Contraception Mandate Litigation: DOJ Settles

The nuns have won. Well, not quite yet. See Update below.

So have others who opposed the Obamacare contraception mandate based on religious objections. From the National Catholic Register story:

A week after issuing new religious-freedom guidelines to all administrative agencies in the federal government, the U.S. Department of Justice has settled with more than 70 plaintiffs who had challenged the controversial HHS contraceptive mandate.

The Oct. 13 agreement was reached between the government and the law firm Jones Day, which represented more than 70 clients fighting the mandate. Made public Oct. 16, the agreement states that the plaintiffs would not be forced to provide health insurance coverage for “morally unacceptable” products and procedures, including contraception, sterilization and abortion-inducing drugs.

The settlement may go farther than the new bureaucratic rules:

Thomas Aquinas College, a Catholic college in California and another plaintiff against the HHS mandate, also celebrated the protection the settlement brings.

“While we welcomed the broadening of the exemption from the HHS mandate last week by the Trump administration, we have under our agreement today something even better: a permanent exemption from an onerous federal directive — and any similar future directive — that would require us to compromise our fundamental beliefs,” said Thomas Aquinas College President Michael McLean in an Oct. 16 statement.

“This is an extraordinary outcome for Thomas Aquinas College and for the cause of religious freedom.”

Many on the left and the NeverTrump right wonder how faithful people would vote for a man whose personal life has not lived up to the moral principles they espouse.

This is why. For many conservative and orthodox Christians, voting for Trump was an act of self defense against a prospective Clinton Administration that they feared would be utterly antithetical to religious liberty and would attempt to crush them into lifestyle submission.

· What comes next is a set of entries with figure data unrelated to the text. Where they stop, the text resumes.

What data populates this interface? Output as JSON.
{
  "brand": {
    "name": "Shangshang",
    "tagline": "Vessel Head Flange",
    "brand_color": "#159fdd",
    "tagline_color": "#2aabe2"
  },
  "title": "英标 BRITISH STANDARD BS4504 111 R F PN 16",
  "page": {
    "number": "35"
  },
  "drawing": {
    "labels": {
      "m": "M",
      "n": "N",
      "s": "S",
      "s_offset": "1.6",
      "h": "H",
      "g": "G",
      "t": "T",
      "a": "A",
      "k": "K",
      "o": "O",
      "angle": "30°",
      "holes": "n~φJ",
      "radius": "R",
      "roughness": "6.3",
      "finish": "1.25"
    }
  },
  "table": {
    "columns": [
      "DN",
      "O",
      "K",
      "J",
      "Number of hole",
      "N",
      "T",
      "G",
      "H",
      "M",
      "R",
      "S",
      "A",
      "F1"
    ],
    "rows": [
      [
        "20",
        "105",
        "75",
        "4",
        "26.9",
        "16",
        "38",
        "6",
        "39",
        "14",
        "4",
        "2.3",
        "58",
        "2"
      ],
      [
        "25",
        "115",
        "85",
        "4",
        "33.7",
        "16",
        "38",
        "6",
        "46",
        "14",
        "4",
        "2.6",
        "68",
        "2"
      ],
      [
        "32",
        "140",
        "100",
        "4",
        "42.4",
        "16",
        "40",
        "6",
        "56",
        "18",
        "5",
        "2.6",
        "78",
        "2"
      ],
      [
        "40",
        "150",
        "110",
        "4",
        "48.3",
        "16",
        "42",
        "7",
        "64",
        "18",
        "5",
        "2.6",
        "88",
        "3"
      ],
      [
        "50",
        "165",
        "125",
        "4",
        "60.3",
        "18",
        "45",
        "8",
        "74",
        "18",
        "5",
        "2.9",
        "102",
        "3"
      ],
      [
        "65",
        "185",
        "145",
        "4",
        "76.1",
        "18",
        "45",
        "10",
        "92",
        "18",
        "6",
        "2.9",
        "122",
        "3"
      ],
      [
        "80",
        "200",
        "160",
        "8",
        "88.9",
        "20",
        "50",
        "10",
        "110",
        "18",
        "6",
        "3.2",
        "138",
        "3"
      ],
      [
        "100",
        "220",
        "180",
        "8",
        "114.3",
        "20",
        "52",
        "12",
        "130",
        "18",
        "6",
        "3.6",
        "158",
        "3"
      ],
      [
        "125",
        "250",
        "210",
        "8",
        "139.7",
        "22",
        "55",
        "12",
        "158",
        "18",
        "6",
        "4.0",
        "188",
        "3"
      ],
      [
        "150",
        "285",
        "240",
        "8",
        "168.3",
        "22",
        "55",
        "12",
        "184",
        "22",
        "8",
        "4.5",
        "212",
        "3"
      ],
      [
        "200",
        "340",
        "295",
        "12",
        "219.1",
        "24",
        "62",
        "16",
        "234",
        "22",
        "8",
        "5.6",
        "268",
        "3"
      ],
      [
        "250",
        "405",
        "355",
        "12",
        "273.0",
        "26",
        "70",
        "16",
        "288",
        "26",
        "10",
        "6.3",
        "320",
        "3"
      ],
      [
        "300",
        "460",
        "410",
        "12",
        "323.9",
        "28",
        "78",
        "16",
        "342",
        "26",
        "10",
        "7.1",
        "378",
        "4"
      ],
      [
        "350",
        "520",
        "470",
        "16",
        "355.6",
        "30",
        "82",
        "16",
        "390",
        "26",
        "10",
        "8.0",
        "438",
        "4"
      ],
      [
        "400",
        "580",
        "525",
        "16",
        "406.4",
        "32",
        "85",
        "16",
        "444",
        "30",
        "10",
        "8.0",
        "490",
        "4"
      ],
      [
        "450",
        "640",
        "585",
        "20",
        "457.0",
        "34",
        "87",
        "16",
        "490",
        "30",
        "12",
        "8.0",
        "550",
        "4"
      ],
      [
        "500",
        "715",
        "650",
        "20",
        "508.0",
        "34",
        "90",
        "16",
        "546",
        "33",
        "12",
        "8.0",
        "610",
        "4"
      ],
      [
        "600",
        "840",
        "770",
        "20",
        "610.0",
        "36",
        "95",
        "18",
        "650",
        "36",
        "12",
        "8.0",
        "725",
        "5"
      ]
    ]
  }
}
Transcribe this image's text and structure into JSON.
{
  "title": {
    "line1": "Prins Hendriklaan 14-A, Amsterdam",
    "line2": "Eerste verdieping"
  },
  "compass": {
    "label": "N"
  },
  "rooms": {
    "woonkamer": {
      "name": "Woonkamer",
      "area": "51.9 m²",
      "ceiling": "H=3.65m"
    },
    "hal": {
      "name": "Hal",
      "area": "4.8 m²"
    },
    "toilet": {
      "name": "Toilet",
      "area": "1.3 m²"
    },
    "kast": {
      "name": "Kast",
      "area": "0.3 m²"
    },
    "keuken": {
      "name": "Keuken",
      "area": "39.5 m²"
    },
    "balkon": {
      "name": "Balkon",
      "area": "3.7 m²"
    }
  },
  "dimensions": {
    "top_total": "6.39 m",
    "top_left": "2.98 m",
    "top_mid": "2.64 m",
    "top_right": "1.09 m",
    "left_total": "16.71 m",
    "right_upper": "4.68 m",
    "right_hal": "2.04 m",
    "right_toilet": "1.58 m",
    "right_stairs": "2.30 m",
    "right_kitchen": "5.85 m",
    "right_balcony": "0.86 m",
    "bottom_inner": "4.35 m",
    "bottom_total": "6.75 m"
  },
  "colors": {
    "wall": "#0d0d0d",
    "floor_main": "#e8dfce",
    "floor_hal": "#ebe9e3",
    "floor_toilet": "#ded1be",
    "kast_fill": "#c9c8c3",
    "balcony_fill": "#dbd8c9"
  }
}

In contrast, Trump made a specific appeal to this community, promising to protect their right to act in the public sphere in a manner consistent with their faith. With this settlement, he continues to keep that promise.

Update: I heard from the law firm representing the Little Sisters of the Poor. They were not a party to the settlement described herein. Hence, the DOJ has not (yet, I hope and  trust) officially dropped the case against the nuns. Sorry for the confusion.